On March 16th, the residents of Crimea were given the option to vote on either joining Russia or gaining the right of self-government from Ukraine. There was an overwhelming vote to join Russia, and this led to Putin officially allowing Crimea to be seen as a sovereign state. However, tensions remained high and, just hours after Crimea was named as a part of the Russian Federation, a Ukrainian officer was killed when a gunman attacked a base near Kiev. Soldiers were authorized to shoot in self-defense.

Crimea’s secession from Ukraine has also stimulated similar ideas in parts of the country’s Eastern area. Kidnapped journalist Vasily Sergiyenko, who participated in the protests that led to the removal of the former president, was later found beaten to death in the woods near Kiev. Clearly, after a lull in the conflict, the crisis in Ukraine has started to mount again.

Since then, protests have continued in Ukraine over the loss of former president Yanukovych. Most recently, on April 6th, protesters stormed several government buildings in Kiev, smashing out windows and scaling some buildings to plant Russian flags at the top. Russia has continued to move troops near the border, a move that some Ukrainians have accused to be a precursor to a Russian invasion. Since April 7th, people looking to secede from Ukraine have taken about 60 hostages in a government building in Kharkiv. Similar occurrences have resulted in standoffs, including one in Donetsk where protesters took over an administrative building and declared their own government.
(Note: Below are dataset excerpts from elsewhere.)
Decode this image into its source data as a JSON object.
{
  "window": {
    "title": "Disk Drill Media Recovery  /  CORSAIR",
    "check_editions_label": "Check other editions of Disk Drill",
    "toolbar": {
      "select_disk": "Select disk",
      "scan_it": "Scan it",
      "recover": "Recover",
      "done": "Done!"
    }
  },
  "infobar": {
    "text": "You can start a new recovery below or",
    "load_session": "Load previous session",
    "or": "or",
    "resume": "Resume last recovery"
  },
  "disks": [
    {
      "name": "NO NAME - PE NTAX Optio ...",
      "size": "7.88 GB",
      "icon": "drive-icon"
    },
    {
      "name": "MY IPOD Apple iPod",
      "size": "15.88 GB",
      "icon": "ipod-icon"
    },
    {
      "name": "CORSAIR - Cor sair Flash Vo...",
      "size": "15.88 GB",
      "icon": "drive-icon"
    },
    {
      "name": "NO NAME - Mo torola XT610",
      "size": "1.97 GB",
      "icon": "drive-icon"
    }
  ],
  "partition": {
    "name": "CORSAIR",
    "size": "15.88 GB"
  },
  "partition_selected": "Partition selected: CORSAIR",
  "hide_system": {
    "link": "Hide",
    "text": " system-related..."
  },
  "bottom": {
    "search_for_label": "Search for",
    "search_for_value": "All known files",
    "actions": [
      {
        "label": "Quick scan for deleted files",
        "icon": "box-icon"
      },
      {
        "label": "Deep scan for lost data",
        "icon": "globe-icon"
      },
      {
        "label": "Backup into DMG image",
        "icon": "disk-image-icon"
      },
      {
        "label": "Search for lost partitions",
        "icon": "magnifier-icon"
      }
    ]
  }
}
Overall, the current state of both countries is shaky. With tensions high, both sides must tread carefully. The past few months have yielded extreme changes for Ukraine, and the upcoming talks will further alter the course of the nation. This type of physical and emotional trauma has evoked memories of The Orange Revolution, and it is creating new wounds for the country as a whole. However, the hope of citizens and protestors across Ukraine is to install a less corrupt government, and ultimately move forward towards a better quality of life.